The relationship between SL(2,Z) and Gal(Qbar,Q) (caveat: I'm not a number-theorist or Langlands-programme-er, and I don't expect to understand all the answers to this question, but I figured they might be useful to someone besides me).
I've been making videos of symmetries of Klein's $j(\tau)$:
https://math.stackexchange.com/questions/466975/elements-of-sl2-mathbbz-which-fix-roots-of-kleins-absolute-invariant-j
https://math.stackexchange.com/questions/338332/visualizing-functions-invariant-or-almost-under-modular-transformation
in an attempt to have a better visual feel of the symmetries of $\mathbf{SL}(2,\mathbb{Z})$. 

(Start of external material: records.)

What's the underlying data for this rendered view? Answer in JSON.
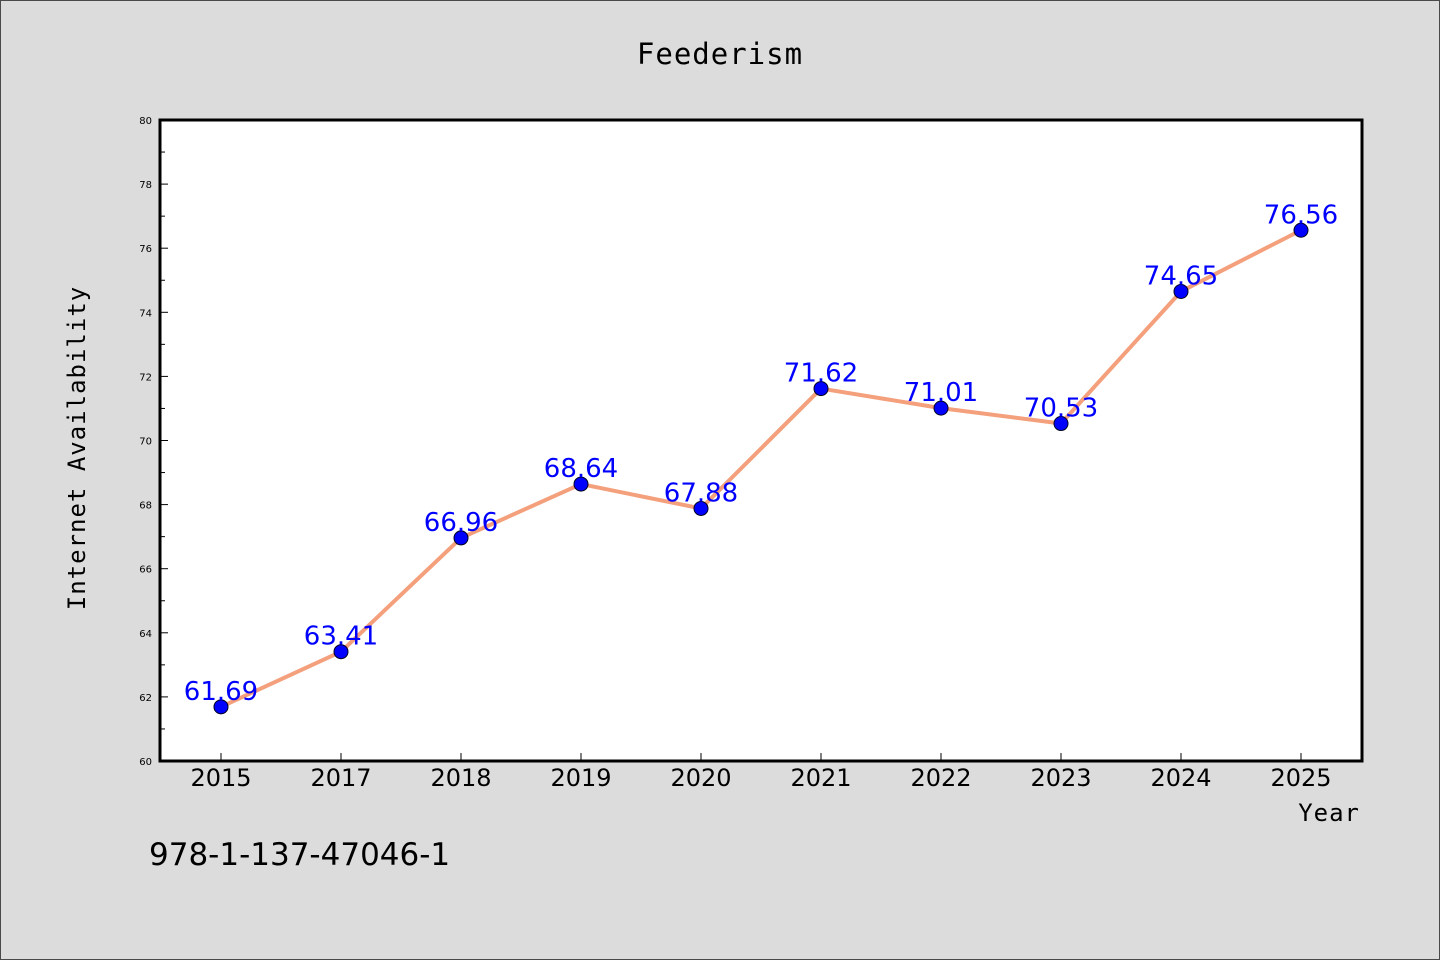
{
  "chart_data": {
    "type": "line",
    "title": "Feederism",
    "xlabel": "Year",
    "ylabel": "Internet Availability",
    "categories": [
      "2015",
      "2017",
      "2018",
      "2019",
      "2020",
      "2021",
      "2022",
      "2023",
      "2024",
      "2025"
    ],
    "series": [
      {
        "values": [
          61.69,
          63.41,
          66.96,
          68.64,
          67.88,
          71.62,
          71.01,
          70.53,
          74.65,
          76.56
        ]
      }
    ],
    "data_labels": [
      "61.69",
      "63.41",
      "66.96",
      "68.64",
      "67.88",
      "71.62",
      "71.01",
      "70.53",
      "74.65",
      "76.56"
    ],
    "ylim": [
      60,
      80
    ],
    "yticks": [
      "60",
      "62",
      "64",
      "66",
      "68",
      "70",
      "72",
      "74",
      "76",
      "78",
      "80"
    ],
    "grid": false,
    "line_color": "#f4a07c",
    "marker_color": "#0000ff",
    "label_color": "#0000ff"
  },
  "footer": {
    "isbn": "978-1-137-47046-1"
  }
}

I know that $\mathbf{SL}(2,\mathbb{Z})$ and $\mathrm{Gal}(\mathbb{\bar{Q}},\mathbb{Q})$ are related -- for instance this paper by Ribet: http://math.berkeley.edu/~ribet/Articles/motives.pdf but that's outside of my scope of knowledge, and that $\mathrm{Gal}(\mathbb{\bar{Q}},\mathbb{Q})$ is something which no one quite understands yet, so:


*

*Is $\mathbf{SL}(2,\mathbb{Z})$ a subgroup of $\mathrm{Gal}(\mathbb{\bar{Q}},\mathbb{Q})$? and if so,

*What properties does their  quotient $\mathrm{Gal}(\mathbb{\bar{Q}},\mathbb{Q})/\mathbf{SL}(2,\mathbb{Z})$  have?
 A: The answer to the question as stated is no. The reason is that $\text{SL}_2(\mathbb{Z})$ contains an element of order $4$, while $\text{Gal}(\overline{\mathbb{Q}}/\mathbb{Q})$ does not. In fact the following more general claim holds.

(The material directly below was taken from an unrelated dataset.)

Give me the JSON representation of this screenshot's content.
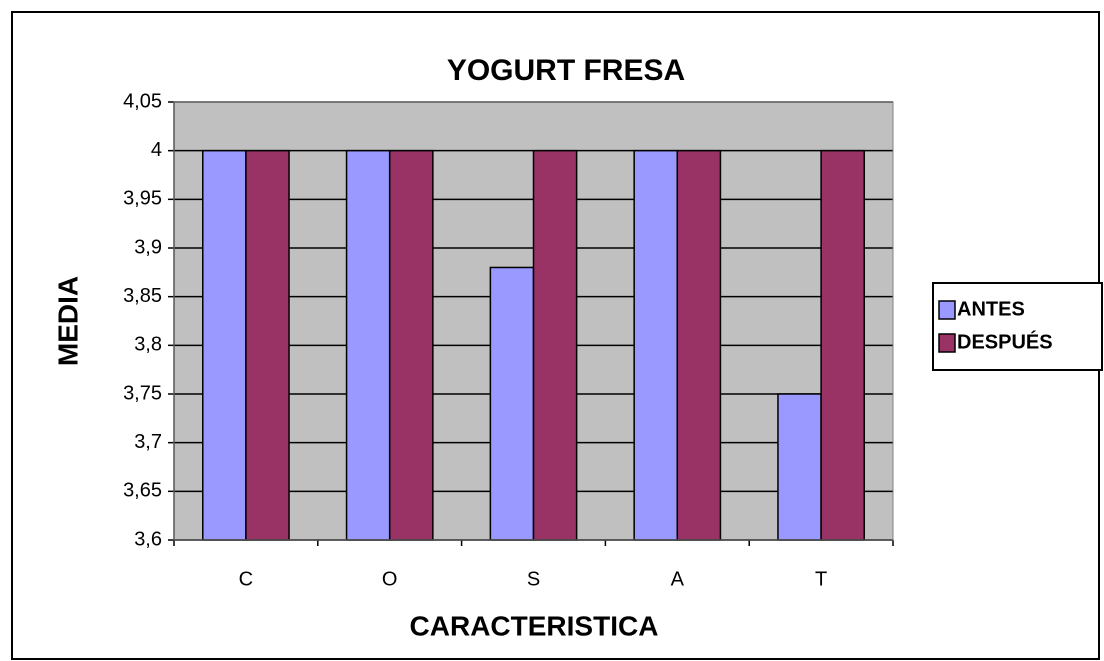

Proposition: Let $K$ be a field and let $g \in \text{Gal}(\overline{K}/K)$ have finite order. Then $g^2 = \text{id}$.
Proof. Let $L$ be the fixed field of $g$. Then $\overline{K}/L$ is a finite extension of degree the order of $g$, but $\overline{K}$ is algebraically closed, so by the Artin-Schreier theorem $[\overline{K} : L] = 1$ or $2$. $\Box$
A: I edit my answer due to two downvotes and the comments. It is an easy argument, that if an embedding would exist the quotient would look horrible. QY shows no embedding is possible, so to some extent my answer is negligible.
$Gal( \overline{\mathbb Q}, \mathbb Q)$ is a profinite group, in particular compact, and $SL_2(\mathbb{Z})$ is a discrete infinite group. Every embedding of an infinite discrete group in a compact group is dense, and no nice topological quotient exists. Usually, the cosets are not even measurable, look at $\mathbb{R} / \mathbb{Q}$.
You might be able to find $SL_2(\mathbb{Z})$ as a subgroup of a quotient, though. It is at least conjectured that $SL_2(\mathbb{Z}/N)$ turns up as quotients for every $N$. If they would turn up in a consistent manner, you might build the projective limit, i.e., find the profinite completion $\otimes_p SL_2(\mathbb{Z}_p)$  of $SL_2(\mathbb{Z})$ as a quotient, which has $SL_2(\mathbb{Z})$ as a discrete subgroup.